Jayden Keelan
- Full name: Jayden William Keelan
- Born: Perth Rockingham, Western Australia
- Height: 178 cm (5 ft 10 in)
- Weight: 85 kg (187 lb)
- School: Palmerston North Boys' High School

Rugby union career
- Position(s): Fullback, First five-eighth

Senior career
- Years: Team / Apps / (Points)
- 2023: Fénix CR Zaragoza
- 2023–: College Old Boys

National sevens team
- Years: Team /  / Comps
- 2024–: New Zealand

= Jayden Keelan =

New Zealand rugby union player

Jayden Keelan is a New Zealand rugby union player. He is a New Zealand sevens international.

==Early life==
Keelan was born in Tolaga Bay, New Zealand. His father, William, was a Lieutenant Colonel in the New Zealand army, and they lived in Malaysia and Fiji and Keelan attended numerous different schools” before boarding at Palmerston North Boys' High School.
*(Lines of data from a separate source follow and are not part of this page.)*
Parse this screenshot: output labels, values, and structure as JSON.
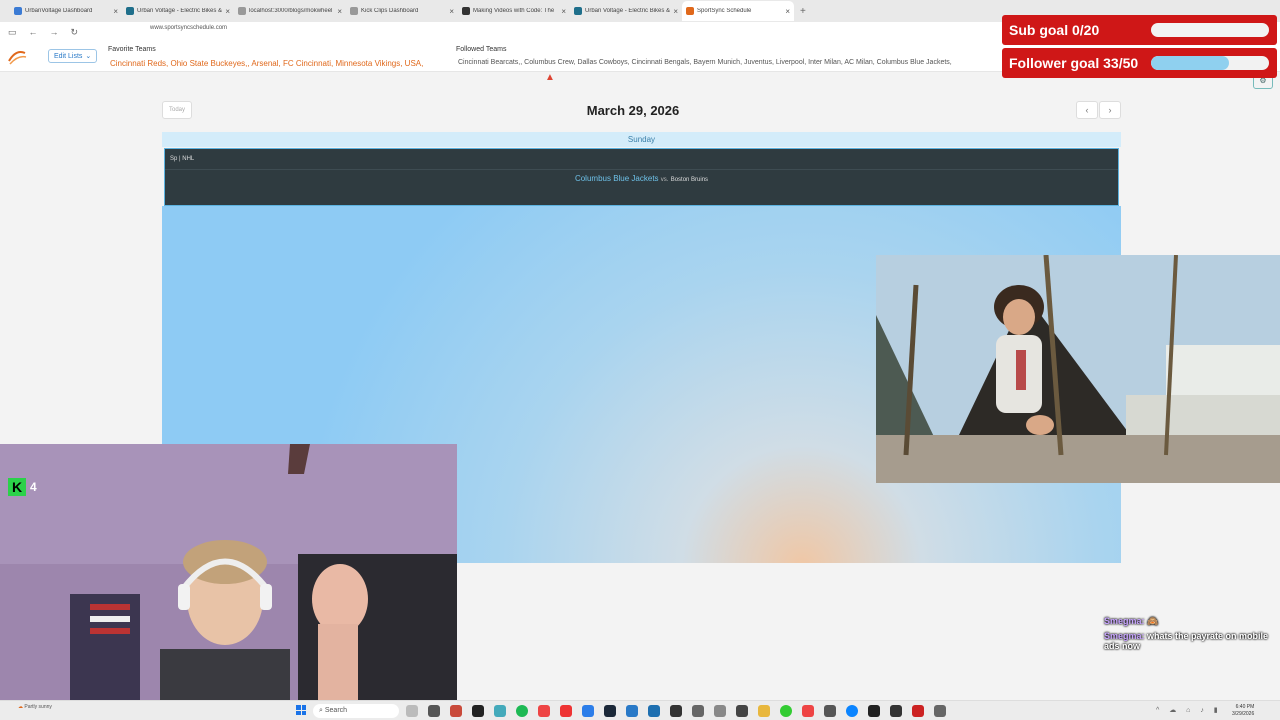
{
  "browser": {
    "tabs": [
      {
        "title": "UrbanVoltage Dashboard",
        "fav": "#3b7bd4"
      },
      {
        "title": "Urban Voltage - Electric Bikes &",
        "fav": "#1f6f8b"
      },
      {
        "title": "localhost:3000/blogs/mokwheel",
        "fav": "#999999"
      },
      {
        "title": "Kick Clips Dashboard",
        "fav": "#999999"
      },
      {
        "title": "Making Videos with Code: The",
        "fav": "#333333"
      },
      {
        "title": "Urban Voltage - Electric Bikes &",
        "fav": "#1f6f8b"
      },
      {
        "title": "SportSync Schedule",
        "fav": "#e0681b"
      }
    ],
    "url": "www.sportsyncschedule.com"
  },
  "app": {
    "edit_lists": "Edit Lists",
    "favorite_title": "Favorite Teams",
    "favorite_teams": "Cincinnati Reds, Ohio State Buckeyes,, Arsenal, FC Cincinnati, Minnesota Vikings, USA,",
    "followed_title": "Followed Teams",
    "followed_teams": "Cincinnati Bearcats,, Columbus Crew, Dallas Cowboys, Cincinnati Bengals, Bayern Munich, Juventus, Liverpool, Inter Milan, AC Milan, Columbus Blue Jackets,",
    "today": "Today",
    "date": "March 29, 2026",
    "day": "Sunday",
    "game": {
      "league": "Sp | NHL",
      "home": "Columbus Blue Jackets",
      "vs": "vs.",
      "away": "Boston Bruins"
    }
  },
  "overlay": {
    "sub_goal": "Sub goal 0/20",
    "sub_progress": 0,
    "follower_goal": "Follower goal 33/50",
    "follower_progress": 0.66,
    "kick_count": "4",
    "chat": [
      {
        "user": "Smegma:",
        "msg": "🙈"
      },
      {
        "user": "Smegma:",
        "msg": "whats the payrate on mobile ads now"
      }
    ]
  },
  "taskbar": {
    "weather": "Partly sunny",
    "search": "Search",
    "time": "6:40 PM",
    "date": "3/29/2026"
  }
}
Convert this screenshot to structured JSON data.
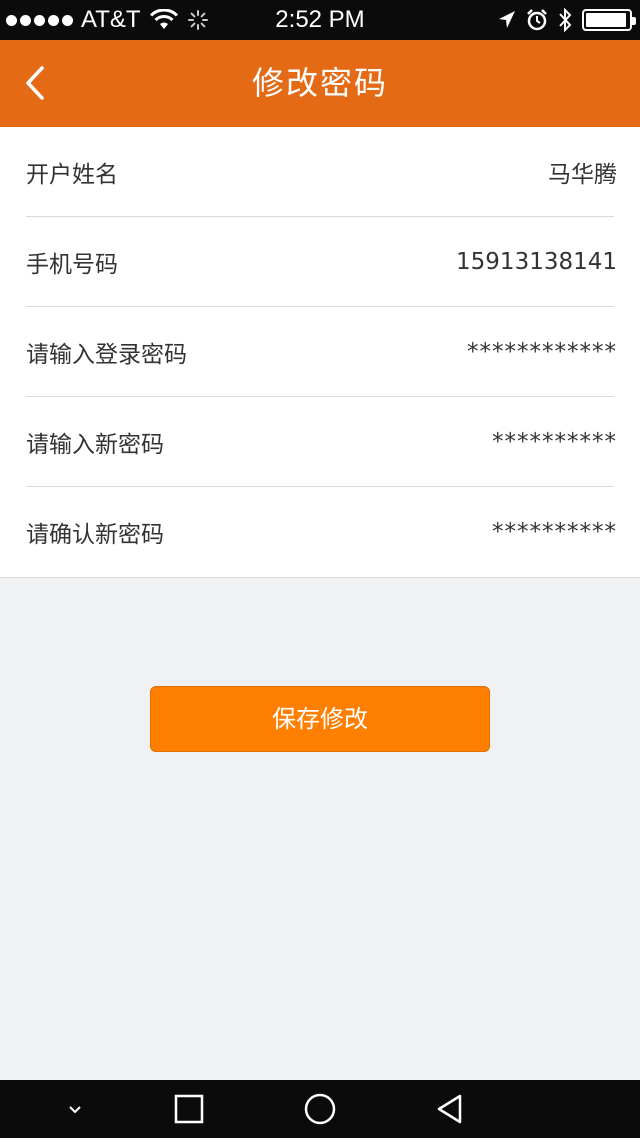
{
  "status_bar": {
    "carrier": "AT&T",
    "time": "2:52 PM",
    "icons": [
      "signal-icon",
      "wifi-icon",
      "loading-icon",
      "location-icon",
      "alarm-icon",
      "bluetooth-icon",
      "battery-icon"
    ]
  },
  "header": {
    "title": "修改密码",
    "back_icon": "chevron-left-icon"
  },
  "form": {
    "rows": [
      {
        "label": "开户姓名",
        "value": "马华腾"
      },
      {
        "label": "手机号码",
        "value": "15913138141"
      },
      {
        "label": "请输入登录密码",
        "value": "************"
      },
      {
        "label": "请输入新密码",
        "value": "**********"
      },
      {
        "label": "请确认新密码",
        "value": "**********"
      }
    ]
  },
  "save_button": {
    "label": "保存修改"
  },
  "nav_bar": {
    "icons": [
      "chevron-down-icon",
      "square-icon",
      "circle-icon",
      "triangle-back-icon"
    ]
  },
  "colors": {
    "header": "#e46a16",
    "button": "#ff7f00",
    "background": "#f0f1f3"
  }
}
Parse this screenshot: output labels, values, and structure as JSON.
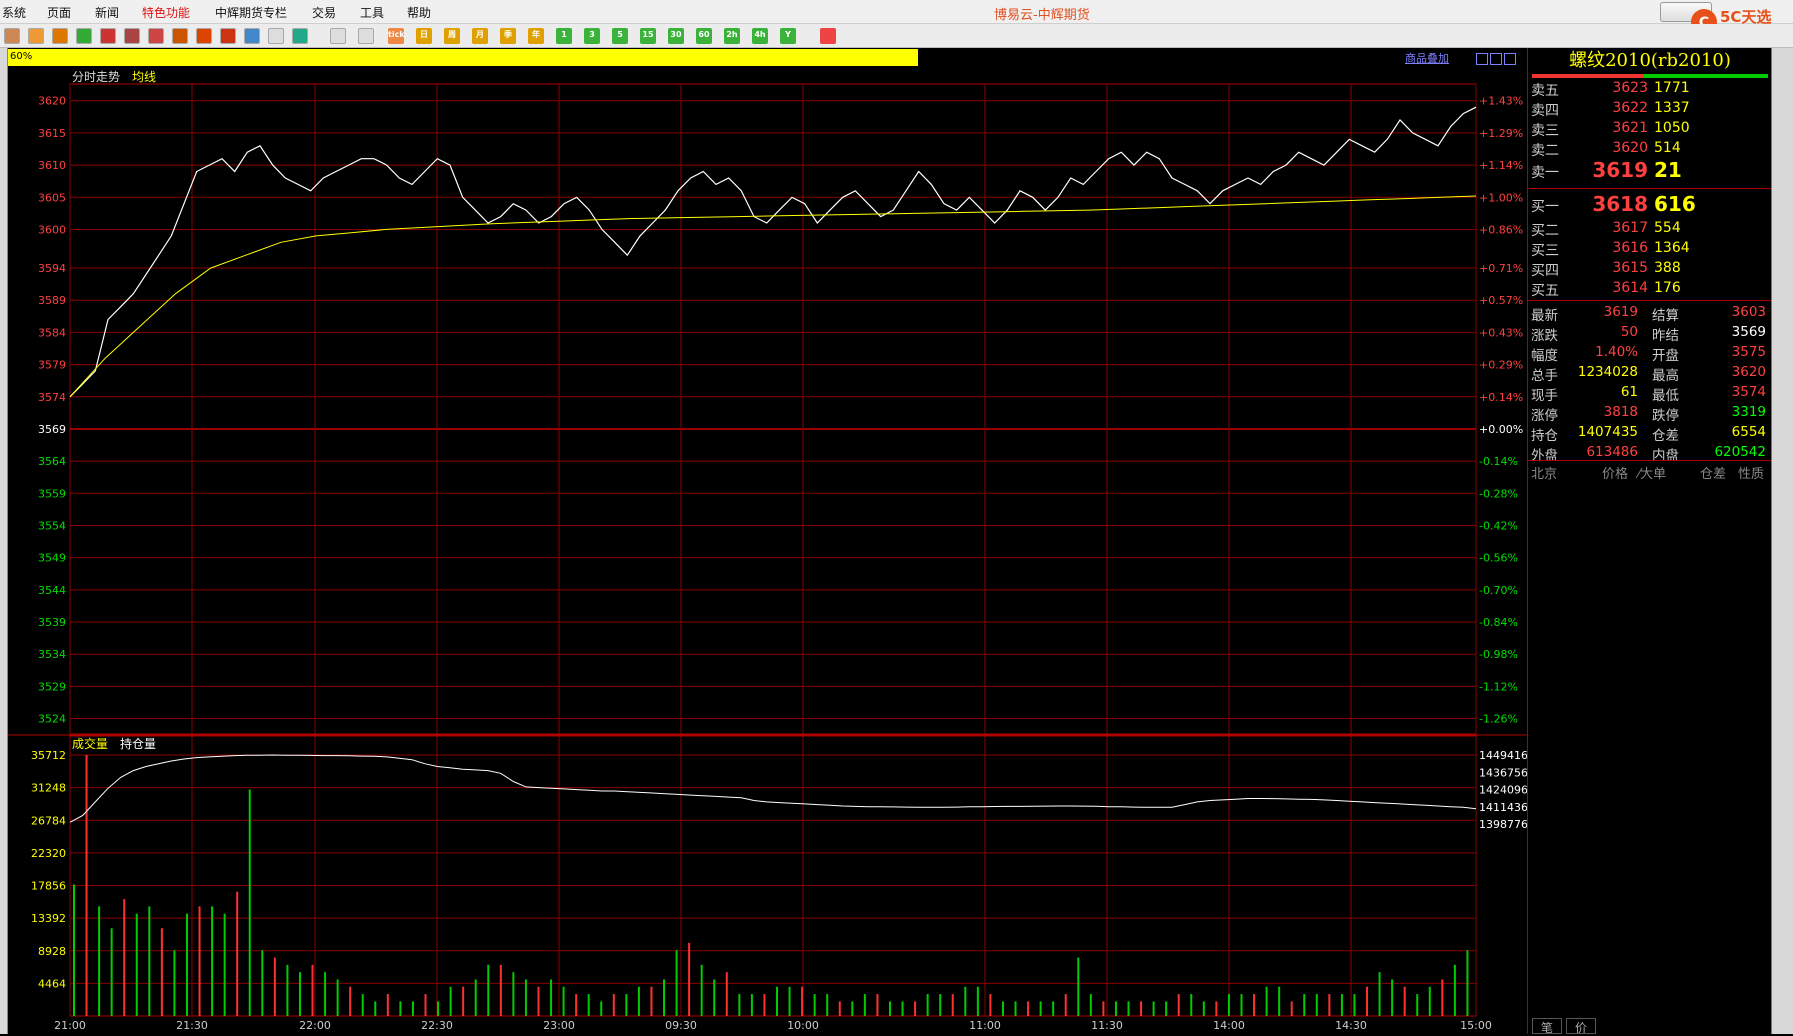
{
  "app_title": "博易云-中辉期货",
  "menu": [
    "系统",
    "页面",
    "新闻",
    "特色功能",
    "中辉期货专栏",
    "交易",
    "工具",
    "帮助"
  ],
  "active_menu": "特色功能",
  "toolbar_boxes": [
    "tick",
    "日",
    "周",
    "月",
    "季",
    "年",
    "1",
    "3",
    "5",
    "15",
    "30",
    "60",
    "2h",
    "4h",
    "Y"
  ],
  "progress_label": "60%",
  "overlay_link": "商品叠加",
  "logo_text": "5C天选",
  "logo_url": "5etz.com",
  "chart": {
    "title": "分时走势",
    "avg_label": "均线",
    "y_prices": [
      3620,
      3615,
      3610,
      3605,
      3600,
      3594,
      3589,
      3584,
      3579,
      3574,
      3569,
      3564,
      3559,
      3554,
      3549,
      3544,
      3539,
      3534,
      3529,
      3524
    ],
    "y_pct": [
      "+1.43%",
      "+1.29%",
      "+1.14%",
      "+1.00%",
      "+0.86%",
      "+0.71%",
      "+0.57%",
      "+0.43%",
      "+0.29%",
      "+0.14%",
      "+0.00%",
      "-0.14%",
      "-0.28%",
      "-0.42%",
      "-0.56%",
      "-0.70%",
      "-0.84%",
      "-0.98%",
      "-1.12%",
      "-1.26%"
    ],
    "vol_label": "成交量",
    "oi_label": "持仓量",
    "vol_ticks": [
      "35712",
      "31248",
      "26784",
      "22320",
      "17856",
      "13392",
      "8928",
      "4464"
    ],
    "oi_ticks": [
      "1449416",
      "1436756",
      "1424096",
      "1411436",
      "1398776"
    ],
    "x_labels": [
      "21:00",
      "21:30",
      "22:00",
      "22:30",
      "23:00",
      "09:30",
      "10:00",
      "11:00",
      "11:30",
      "14:00",
      "14:30",
      "15:00"
    ]
  },
  "chart_data": {
    "type": "line",
    "title": "",
    "xlabel": "",
    "ylabel": "",
    "ylim": [
      3521.6,
      3622.6
    ],
    "prev_settle": 3569,
    "series": [
      {
        "name": "",
        "values": [
          3574,
          3576,
          3578,
          3586,
          3588,
          3590,
          3593,
          3596,
          3599,
          3604,
          3609,
          3610,
          3611,
          3609,
          3612,
          3613,
          3610,
          3608,
          3607,
          3606,
          3608,
          3609,
          3610,
          3611,
          3611,
          3610,
          3608,
          3607,
          3609,
          3611,
          3610,
          3605,
          3603,
          3601,
          3602,
          3604,
          3603,
          3601,
          3602,
          3604,
          3605,
          3603,
          3600,
          3598,
          3596,
          3599,
          3601,
          3603,
          3606,
          3608,
          3609,
          3607,
          3608,
          3606,
          3602,
          3601,
          3603,
          3605,
          3604,
          3601,
          3603,
          3605,
          3606,
          3604,
          3602,
          3603,
          3606,
          3609,
          3607,
          3604,
          3603,
          3605,
          3603,
          3601,
          3603,
          3606,
          3605,
          3603,
          3605,
          3608,
          3607,
          3609,
          3611,
          3612,
          3610,
          3612,
          3611,
          3608,
          3607,
          3606,
          3604,
          3606,
          3607,
          3608,
          3607,
          3609,
          3610,
          3612,
          3611,
          3610,
          3612,
          3614,
          3613,
          3612,
          3614,
          3617,
          3615,
          3614,
          3613,
          3616,
          3618,
          3619
        ]
      },
      {
        "name": "均线",
        "values": [
          3574,
          3580,
          3585,
          3590,
          3594,
          3596,
          3598,
          3599,
          3599.5,
          3600,
          3600.3,
          3600.6,
          3600.9,
          3601.1,
          3601.3,
          3601.5,
          3601.7,
          3601.8,
          3601.9,
          3602,
          3602.1,
          3602.2,
          3602.3,
          3602.4,
          3602.5,
          3602.6,
          3602.7,
          3602.8,
          3602.9,
          3603,
          3603.2,
          3603.4,
          3603.6,
          3603.8,
          3604,
          3604.2,
          3604.4,
          3604.6,
          3604.8,
          3605,
          3605.2
        ]
      }
    ],
    "vol_series": [
      {
        "name": "成交量",
        "values": [
          18000,
          35712,
          15000,
          12000,
          16000,
          14000,
          15000,
          12000,
          9000,
          14000,
          15000,
          15000,
          14000,
          17000,
          31000,
          9000,
          8000,
          7000,
          6000,
          7000,
          6000,
          5000,
          4000,
          3000,
          2000,
          3000,
          2000,
          2000,
          3000,
          2000,
          4000,
          4000,
          5000,
          7000,
          7000,
          6000,
          5000,
          4000,
          5000,
          4000,
          3000,
          3000,
          2000,
          3000,
          3000,
          4000,
          4000,
          5000,
          9000,
          10000,
          7000,
          5000,
          6000,
          3000,
          3000,
          3000,
          4000,
          4000,
          4000,
          3000,
          3000,
          2000,
          2000,
          3000,
          3000,
          2000,
          2000,
          2000,
          3000,
          3000,
          3000,
          4000,
          4000,
          3000,
          2000,
          2000,
          2000,
          2000,
          2000,
          3000,
          8000,
          3000,
          2000,
          2000,
          2000,
          2000,
          2000,
          2000,
          3000,
          3000,
          2000,
          2000,
          3000,
          3000,
          3000,
          4000,
          4000,
          2000,
          3000,
          3000,
          3000,
          3000,
          3000,
          4000,
          6000,
          5000,
          4000,
          3000,
          4000,
          5000,
          7000,
          9000
        ]
      }
    ],
    "oi_series": [
      {
        "name": "持仓量",
        "values": [
          1400000,
          1405000,
          1415000,
          1425000,
          1433000,
          1438000,
          1441000,
          1443000,
          1445000,
          1446500,
          1447500,
          1448000,
          1448500,
          1449000,
          1449200,
          1449300,
          1449416,
          1449300,
          1449200,
          1449100,
          1449000,
          1449000,
          1448800,
          1448600,
          1448500,
          1448000,
          1447000,
          1446000,
          1443000,
          1441000,
          1440000,
          1439000,
          1438500,
          1438000,
          1436000,
          1430000,
          1426000,
          1425500,
          1425000,
          1424500,
          1424000,
          1423500,
          1423000,
          1423000,
          1422500,
          1422000,
          1421500,
          1421000,
          1420500,
          1420000,
          1419500,
          1419000,
          1418500,
          1418000,
          1416000,
          1415000,
          1414500,
          1414000,
          1413500,
          1413000,
          1412500,
          1412000,
          1411700,
          1411500,
          1411400,
          1411300,
          1411200,
          1411100,
          1411000,
          1411000,
          1411200,
          1411400,
          1411500,
          1411600,
          1411700,
          1411700,
          1411800,
          1411900,
          1412000,
          1412000,
          1411900,
          1411800,
          1411500,
          1411400,
          1411200,
          1411000,
          1411000,
          1411000,
          1413000,
          1415000,
          1416000,
          1416500,
          1417000,
          1417500,
          1417500,
          1417400,
          1417200,
          1417000,
          1416800,
          1416500,
          1416000,
          1415500,
          1415000,
          1414500,
          1414000,
          1413500,
          1413000,
          1412500,
          1412000,
          1411500,
          1411000,
          1410000
        ]
      }
    ]
  },
  "panel": {
    "title": "螺纹2010(rb2010)",
    "asks": [
      {
        "label": "卖五",
        "price": "3623",
        "vol": "1771"
      },
      {
        "label": "卖四",
        "price": "3622",
        "vol": "1337"
      },
      {
        "label": "卖三",
        "price": "3621",
        "vol": "1050"
      },
      {
        "label": "卖二",
        "price": "3620",
        "vol": "514"
      },
      {
        "label": "卖一",
        "price": "3619",
        "vol": "21"
      }
    ],
    "bids": [
      {
        "label": "买一",
        "price": "3618",
        "vol": "616"
      },
      {
        "label": "买二",
        "price": "3617",
        "vol": "554"
      },
      {
        "label": "买三",
        "price": "3616",
        "vol": "1364"
      },
      {
        "label": "买四",
        "price": "3615",
        "vol": "388"
      },
      {
        "label": "买五",
        "price": "3614",
        "vol": "176"
      }
    ],
    "quote": [
      {
        "k1": "最新",
        "v1": "3619",
        "c1": "#ff4040",
        "k2": "结算",
        "v2": "3603",
        "c2": "#ff4040"
      },
      {
        "k1": "涨跌",
        "v1": "50",
        "c1": "#ff4040",
        "k2": "昨结",
        "v2": "3569",
        "c2": "#ffffff"
      },
      {
        "k1": "幅度",
        "v1": "1.40%",
        "c1": "#ff4040",
        "k2": "开盘",
        "v2": "3575",
        "c2": "#ff4040"
      },
      {
        "k1": "总手",
        "v1": "1234028",
        "c1": "#ffff00",
        "k2": "最高",
        "v2": "3620",
        "c2": "#ff4040"
      },
      {
        "k1": "现手",
        "v1": "61",
        "c1": "#ffff00",
        "k2": "最低",
        "v2": "3574",
        "c2": "#ff4040"
      },
      {
        "k1": "涨停",
        "v1": "3818",
        "c1": "#ff4040",
        "k2": "跌停",
        "v2": "3319",
        "c2": "#00ff00"
      },
      {
        "k1": "持仓",
        "v1": "1407435",
        "c1": "#ffff00",
        "k2": "仓差",
        "v2": "6554",
        "c2": "#ffff00"
      },
      {
        "k1": "外盘",
        "v1": "613486",
        "c1": "#ff4040",
        "k2": "内盘",
        "v2": "620542",
        "c2": "#00ff00"
      }
    ],
    "foot": [
      "北京",
      "价格",
      "⁄大单",
      "仓差",
      "性质"
    ],
    "bottom_tabs": [
      "笔",
      "价"
    ]
  }
}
In 2019, he was a member of the Palmerston first-XV rugby union team that was ranked in the top eight in New Zealand, with his teammates including Ruben Love.

==Club career==
Keelan played club rugby for Fénix CR Zaragoza in Spain in 2022-2023 before later playing in 2023 in Manawatu, New Zealand, for College Old Boys. At College Old Boys he became a teammate of New Zealand Sevens coach Tomasi Cama.

==International career==
Tomasi Cama called him up for his debut in the New Zealand national rugby sevens team in February 2024. He made his debut in Los Angeles at the USA Sevens in 2024. He played in the 2024-25 SVNS series but a hamstring injury ruled him out of action for part of the season. He continued with New Zealand Sevens for the 2025-26 season. His performances including two tries against hosts Spain at the 2026 Spain Sevens in Valladolid in May 2026. The following month, he also scored a brace in the semi-final and was a try scorer again in the final against home team France at the 2026 France Sevens in Bordeaux.